The pain in his voice... it's going to get me thrown out of the hospital, I just know it. But...
He said my name.
Quietly, I step out of hiding, stand beside the bed. I don't dare touch him.
"It was my fault."
His eyes fly open and he stares at me for a moment in shock. I wait for him to press the button, summon the nurse- to yell at me, curse me-
"You are here-" His hand lifts up, fingers wrap around my wrist. "You're real? Am I dreaming?"
There's hope in his voice- and his face- that smile-
"I'm here. I didn't- I didn't mean to disturb you. I just- had to see you. Make sure you were okay-"
His fingers tighten on my wrist, tugging me down. I let him pull me down, perch on the side of the bed, avoiding his injured leg. His free hand lifts, traces the line of my face.
"I missed you. So much."
"I missed you too. And- I'm so sorry- I-"
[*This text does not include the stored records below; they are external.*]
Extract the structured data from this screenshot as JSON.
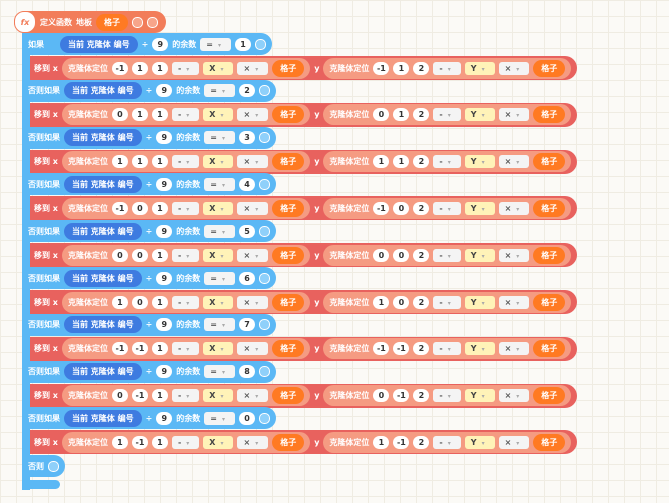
{
  "header": {
    "icon": "fx",
    "label": "定义函数",
    "name": "地板",
    "param": "格子"
  },
  "labels": {
    "if": "如果",
    "else_if": "否则如果",
    "else": "否则",
    "clone_id": "当前 克隆体 编号",
    "divide": "÷",
    "remainder": "的余数",
    "equals": "=",
    "move_x": "移到 x",
    "y": "y",
    "locate": "克隆体定位",
    "minus": "-",
    "axis_x": "X",
    "axis_y": "Y",
    "times": "×",
    "var": "格子"
  },
  "branches": [
    {
      "divisor": 9,
      "remainder": 1,
      "x_args": [
        -1,
        1,
        1
      ],
      "y_args": [
        -1,
        1,
        2
      ]
    },
    {
      "divisor": 9,
      "remainder": 2,
      "x_args": [
        0,
        1,
        1
      ],
      "y_args": [
        0,
        1,
        2
      ]
    },
    {
      "divisor": 9,
      "remainder": 3,
      "x_args": [
        1,
        1,
        1
      ],
      "y_args": [
        1,
        1,
        2
      ]
    },
    {
      "divisor": 9,
      "remainder": 4,
      "x_args": [
        -1,
        0,
        1
      ],
      "y_args": [
        -1,
        0,
        2
      ]
    },
    {
      "divisor": 9,
      "remainder": 5,
      "x_args": [
        0,
        0,
        1
      ],
      "y_args": [
        0,
        0,
        2
      ]
    },
    {
      "divisor": 9,
      "remainder": 6,
      "x_args": [
        1,
        0,
        1
      ],
      "y_args": [
        1,
        0,
        2
      ]
    },
    {
      "divisor": 9,
      "remainder": 7,
      "x_args": [
        -1,
        -1,
        1
      ],
      "y_args": [
        -1,
        -1,
        2
      ]
    },
    {
      "divisor": 9,
      "remainder": 8,
      "x_args": [
        0,
        -1,
        1
      ],
      "y_args": [
        0,
        -1,
        2
      ]
    },
    {
      "divisor": 9,
      "remainder": 0,
      "x_args": [
        1,
        -1,
        1
      ],
      "y_args": [
        1,
        -1,
        2
      ]
    }
  ]
}
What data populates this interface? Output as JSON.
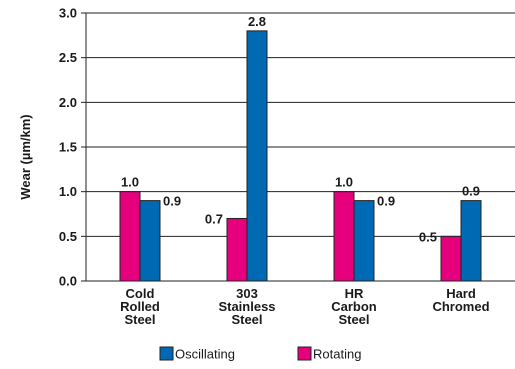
{
  "chart_data": {
    "type": "bar",
    "title": "",
    "xlabel": "",
    "ylabel": "Wear (µm/km)",
    "ylim": [
      0,
      3.0
    ],
    "yticks": [
      "0.0",
      "0.5",
      "1.0",
      "1.5",
      "2.0",
      "2.5",
      "3.0"
    ],
    "grid": true,
    "legend_position": "bottom",
    "categories": [
      [
        "Cold",
        "Rolled",
        "Steel"
      ],
      [
        "303",
        "Stainless",
        "Steel"
      ],
      [
        "HR",
        "Carbon",
        "Steel"
      ],
      [
        "Hard",
        "Chromed"
      ]
    ],
    "series": [
      {
        "name": "Rotating",
        "color": "#e6007e",
        "values": [
          1.0,
          0.7,
          1.0,
          0.5
        ],
        "labels": [
          "1.0",
          "0.7",
          "1.0",
          "0.5"
        ]
      },
      {
        "name": "Oscillating",
        "color": "#0069b4",
        "values": [
          0.9,
          2.8,
          0.9,
          0.9
        ],
        "labels": [
          "0.9",
          "2.8",
          "0.9",
          "0.9"
        ]
      }
    ],
    "legend_order": [
      "Oscillating",
      "Rotating"
    ]
  }
}
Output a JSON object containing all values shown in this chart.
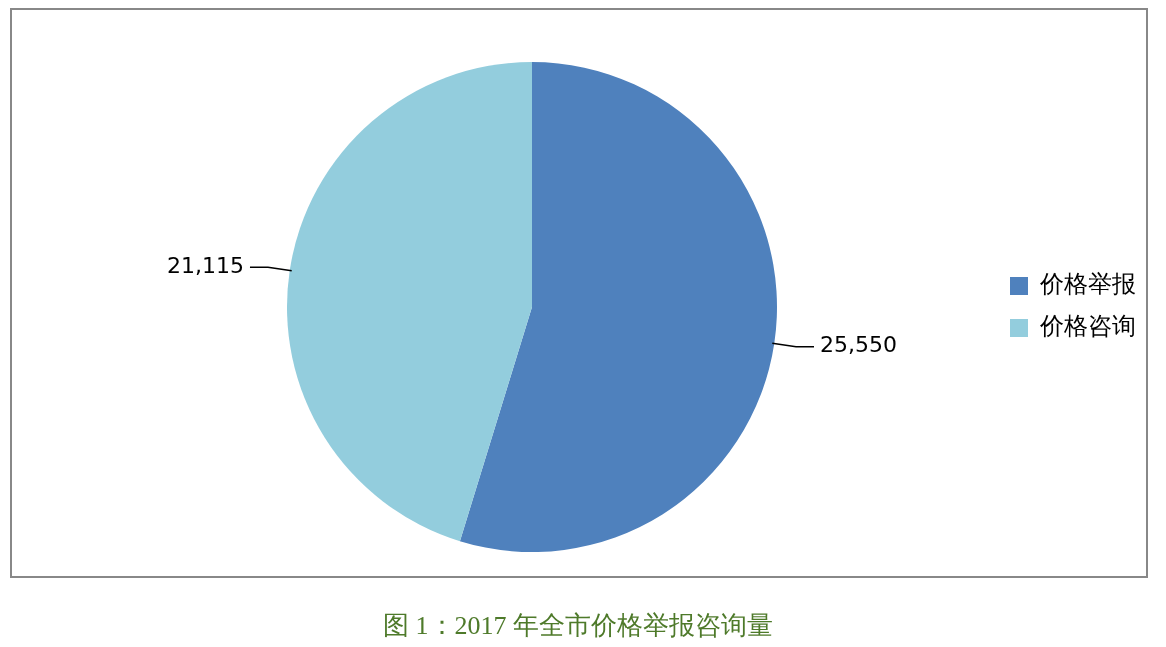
{
  "chart_data": {
    "type": "pie",
    "title": "图 1：2017 年全市价格举报咨询量",
    "categories": [
      "价格举报",
      "价格咨询"
    ],
    "values": [
      25550,
      21115
    ],
    "colors": [
      "#4f81bd",
      "#93cddd"
    ],
    "value_labels": [
      "25,550",
      "21,115"
    ],
    "legend": "right"
  }
}
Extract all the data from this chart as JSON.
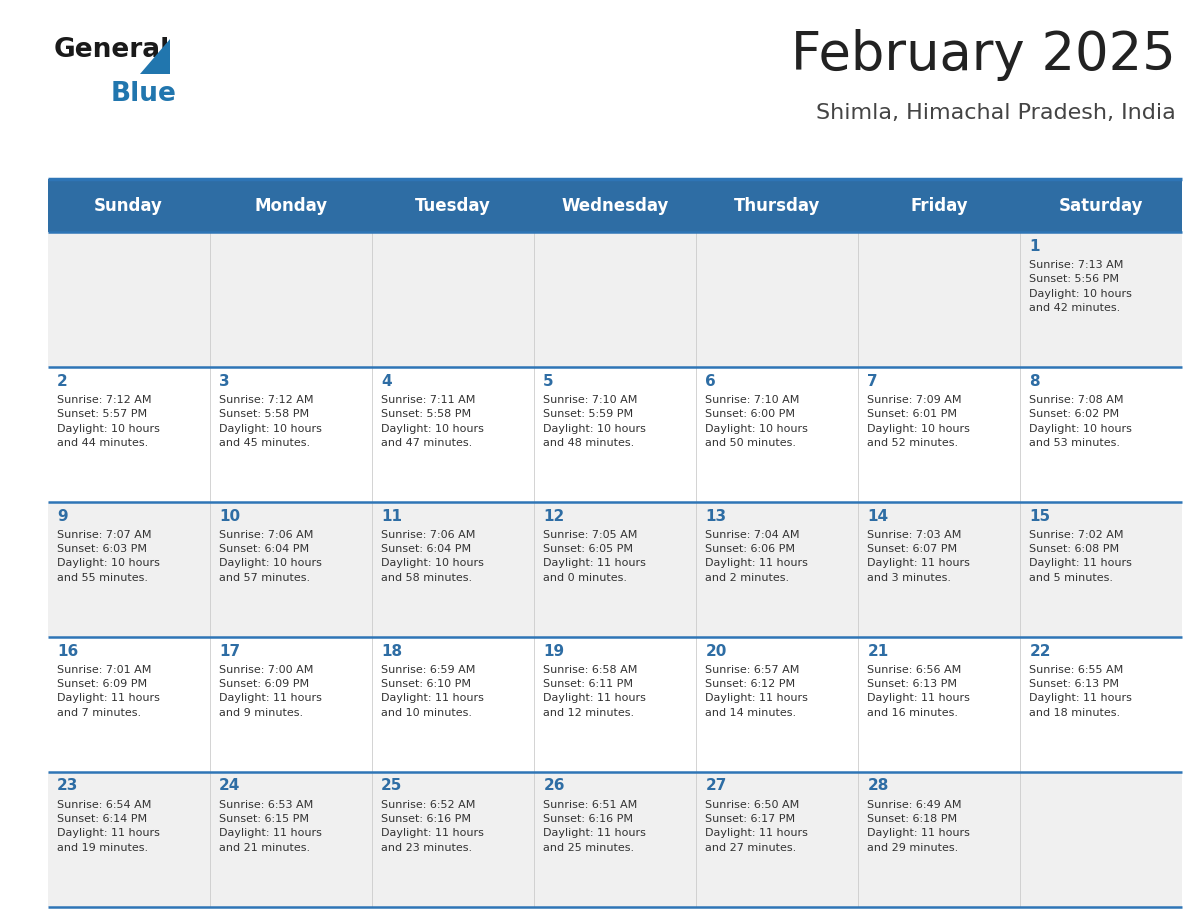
{
  "title": "February 2025",
  "subtitle": "Shimla, Himachal Pradesh, India",
  "header_bg_color": "#2E6DA4",
  "header_text_color": "#FFFFFF",
  "row_bg_even": "#F0F0F0",
  "row_bg_odd": "#FFFFFF",
  "day_headers": [
    "Sunday",
    "Monday",
    "Tuesday",
    "Wednesday",
    "Thursday",
    "Friday",
    "Saturday"
  ],
  "title_color": "#222222",
  "subtitle_color": "#444444",
  "day_num_color": "#2E6DA4",
  "cell_text_color": "#333333",
  "divider_color": "#2E75B6",
  "logo_general_color": "#1a1a1a",
  "logo_blue_color": "#2176AE",
  "calendar_data": [
    [
      null,
      null,
      null,
      null,
      null,
      null,
      {
        "day": 1,
        "sunrise": "7:13 AM",
        "sunset": "5:56 PM",
        "daylight": "10 hours\nand 42 minutes."
      }
    ],
    [
      {
        "day": 2,
        "sunrise": "7:12 AM",
        "sunset": "5:57 PM",
        "daylight": "10 hours\nand 44 minutes."
      },
      {
        "day": 3,
        "sunrise": "7:12 AM",
        "sunset": "5:58 PM",
        "daylight": "10 hours\nand 45 minutes."
      },
      {
        "day": 4,
        "sunrise": "7:11 AM",
        "sunset": "5:58 PM",
        "daylight": "10 hours\nand 47 minutes."
      },
      {
        "day": 5,
        "sunrise": "7:10 AM",
        "sunset": "5:59 PM",
        "daylight": "10 hours\nand 48 minutes."
      },
      {
        "day": 6,
        "sunrise": "7:10 AM",
        "sunset": "6:00 PM",
        "daylight": "10 hours\nand 50 minutes."
      },
      {
        "day": 7,
        "sunrise": "7:09 AM",
        "sunset": "6:01 PM",
        "daylight": "10 hours\nand 52 minutes."
      },
      {
        "day": 8,
        "sunrise": "7:08 AM",
        "sunset": "6:02 PM",
        "daylight": "10 hours\nand 53 minutes."
      }
    ],
    [
      {
        "day": 9,
        "sunrise": "7:07 AM",
        "sunset": "6:03 PM",
        "daylight": "10 hours\nand 55 minutes."
      },
      {
        "day": 10,
        "sunrise": "7:06 AM",
        "sunset": "6:04 PM",
        "daylight": "10 hours\nand 57 minutes."
      },
      {
        "day": 11,
        "sunrise": "7:06 AM",
        "sunset": "6:04 PM",
        "daylight": "10 hours\nand 58 minutes."
      },
      {
        "day": 12,
        "sunrise": "7:05 AM",
        "sunset": "6:05 PM",
        "daylight": "11 hours\nand 0 minutes."
      },
      {
        "day": 13,
        "sunrise": "7:04 AM",
        "sunset": "6:06 PM",
        "daylight": "11 hours\nand 2 minutes."
      },
      {
        "day": 14,
        "sunrise": "7:03 AM",
        "sunset": "6:07 PM",
        "daylight": "11 hours\nand 3 minutes."
      },
      {
        "day": 15,
        "sunrise": "7:02 AM",
        "sunset": "6:08 PM",
        "daylight": "11 hours\nand 5 minutes."
      }
    ],
    [
      {
        "day": 16,
        "sunrise": "7:01 AM",
        "sunset": "6:09 PM",
        "daylight": "11 hours\nand 7 minutes."
      },
      {
        "day": 17,
        "sunrise": "7:00 AM",
        "sunset": "6:09 PM",
        "daylight": "11 hours\nand 9 minutes."
      },
      {
        "day": 18,
        "sunrise": "6:59 AM",
        "sunset": "6:10 PM",
        "daylight": "11 hours\nand 10 minutes."
      },
      {
        "day": 19,
        "sunrise": "6:58 AM",
        "sunset": "6:11 PM",
        "daylight": "11 hours\nand 12 minutes."
      },
      {
        "day": 20,
        "sunrise": "6:57 AM",
        "sunset": "6:12 PM",
        "daylight": "11 hours\nand 14 minutes."
      },
      {
        "day": 21,
        "sunrise": "6:56 AM",
        "sunset": "6:13 PM",
        "daylight": "11 hours\nand 16 minutes."
      },
      {
        "day": 22,
        "sunrise": "6:55 AM",
        "sunset": "6:13 PM",
        "daylight": "11 hours\nand 18 minutes."
      }
    ],
    [
      {
        "day": 23,
        "sunrise": "6:54 AM",
        "sunset": "6:14 PM",
        "daylight": "11 hours\nand 19 minutes."
      },
      {
        "day": 24,
        "sunrise": "6:53 AM",
        "sunset": "6:15 PM",
        "daylight": "11 hours\nand 21 minutes."
      },
      {
        "day": 25,
        "sunrise": "6:52 AM",
        "sunset": "6:16 PM",
        "daylight": "11 hours\nand 23 minutes."
      },
      {
        "day": 26,
        "sunrise": "6:51 AM",
        "sunset": "6:16 PM",
        "daylight": "11 hours\nand 25 minutes."
      },
      {
        "day": 27,
        "sunrise": "6:50 AM",
        "sunset": "6:17 PM",
        "daylight": "11 hours\nand 27 minutes."
      },
      {
        "day": 28,
        "sunrise": "6:49 AM",
        "sunset": "6:18 PM",
        "daylight": "11 hours\nand 29 minutes."
      },
      null
    ]
  ]
}
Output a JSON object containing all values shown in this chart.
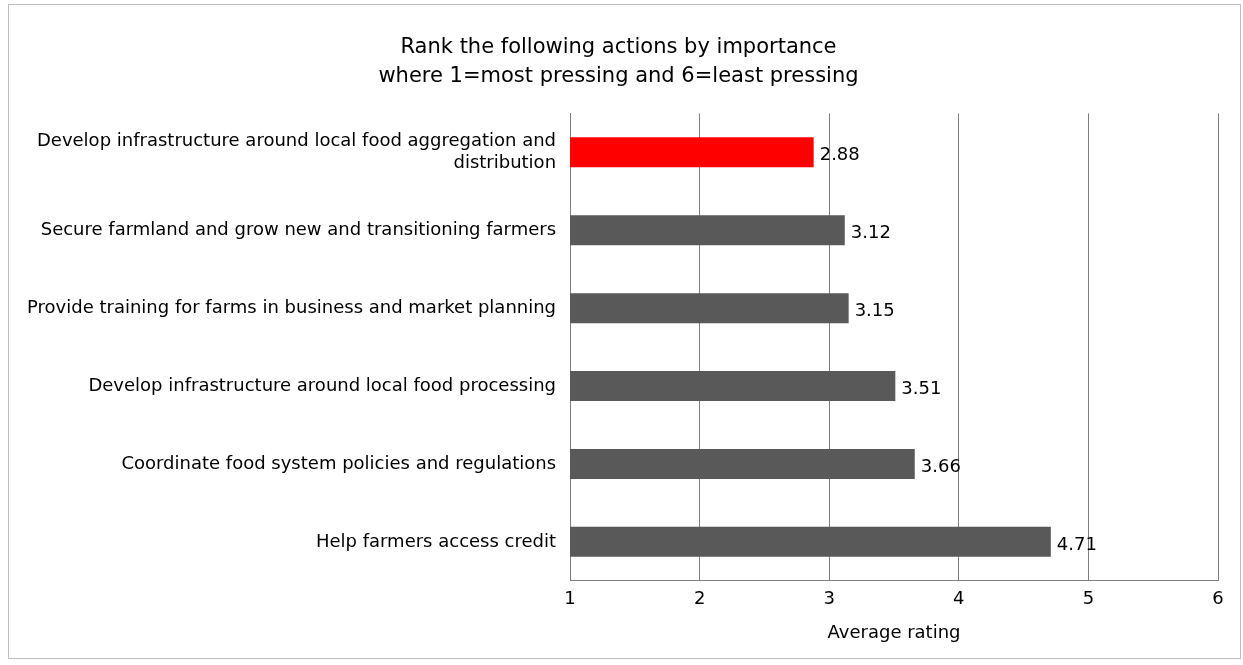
{
  "chart_data": {
    "type": "bar",
    "orientation": "horizontal",
    "title": "Rank the following actions by importance",
    "subtitle": "where 1=most pressing and 6=least pressing",
    "categories": [
      "Develop infrastructure around local food aggregation and distribution",
      "Secure farmland and grow new and transitioning farmers",
      "Provide training for farms in business and market planning",
      "Develop infrastructure around local food processing",
      "Coordinate food system policies and regulations",
      "Help farmers access credit"
    ],
    "values": [
      2.88,
      3.12,
      3.15,
      3.51,
      3.66,
      4.71
    ],
    "colors": [
      "#ff0000",
      "#595959",
      "#595959",
      "#595959",
      "#595959",
      "#595959"
    ],
    "xlabel": "Average rating",
    "xlim": [
      1,
      6
    ],
    "xticks": [
      1,
      2,
      3,
      4,
      5,
      6
    ],
    "grid": "x",
    "legend": false,
    "data_labels": true
  }
}
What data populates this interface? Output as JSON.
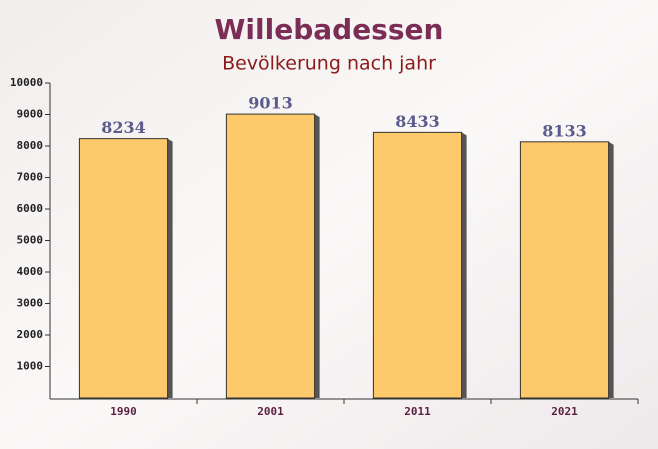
{
  "chart_data": {
    "type": "bar",
    "title": "Willebadessen",
    "subtitle": "Bevölkerung nach jahr",
    "categories": [
      "1990",
      "2001",
      "2011",
      "2021"
    ],
    "values": [
      8234,
      9013,
      8433,
      8133
    ],
    "color": "#fec96b",
    "ylim": [
      0,
      10000
    ],
    "yticks": [
      1000,
      2000,
      3000,
      4000,
      5000,
      6000,
      7000,
      8000,
      9000,
      10000
    ]
  }
}
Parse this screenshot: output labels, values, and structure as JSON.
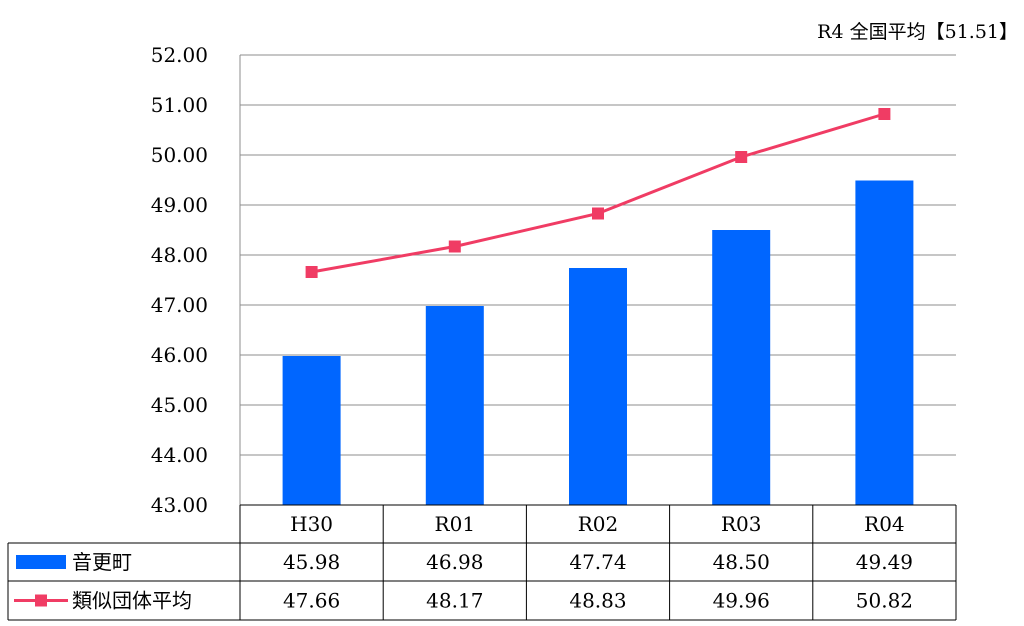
{
  "chart_data": {
    "type": "bar",
    "annotation": "R4 全国平均【51.51】",
    "categories": [
      "H30",
      "R01",
      "R02",
      "R03",
      "R04"
    ],
    "ylim": [
      43.0,
      52.0
    ],
    "yticks": [
      "52.00",
      "51.00",
      "50.00",
      "49.00",
      "48.00",
      "47.00",
      "46.00",
      "45.00",
      "44.00",
      "43.00"
    ],
    "grid": true,
    "series": [
      {
        "name": "音更町",
        "kind": "bar",
        "color": "#0066FF",
        "values": [
          45.98,
          46.98,
          47.74,
          48.5,
          49.49
        ],
        "labels": [
          "45.98",
          "46.98",
          "47.74",
          "48.50",
          "49.49"
        ]
      },
      {
        "name": "類似団体平均",
        "kind": "line",
        "color": "#F03C64",
        "values": [
          47.66,
          48.17,
          48.83,
          49.96,
          50.82
        ],
        "labels": [
          "47.66",
          "48.17",
          "48.83",
          "49.96",
          "50.82"
        ]
      }
    ]
  }
}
"I'm sorry too. I-" He blinks rapidly, smothering a yawn. "Damn, sorry, it's the drugs- I-"
"It's all right. You're injured- you need to be sleeping."
"Only if you stay- I want- I need to talk to you."
"I'll stay."
His free hand grabs my elbow; his fingers tighten on my wrist as his eyes close. I don't think I can free myself without waking him up, and I don't really want to. Anything is worth the chance to make things right between us.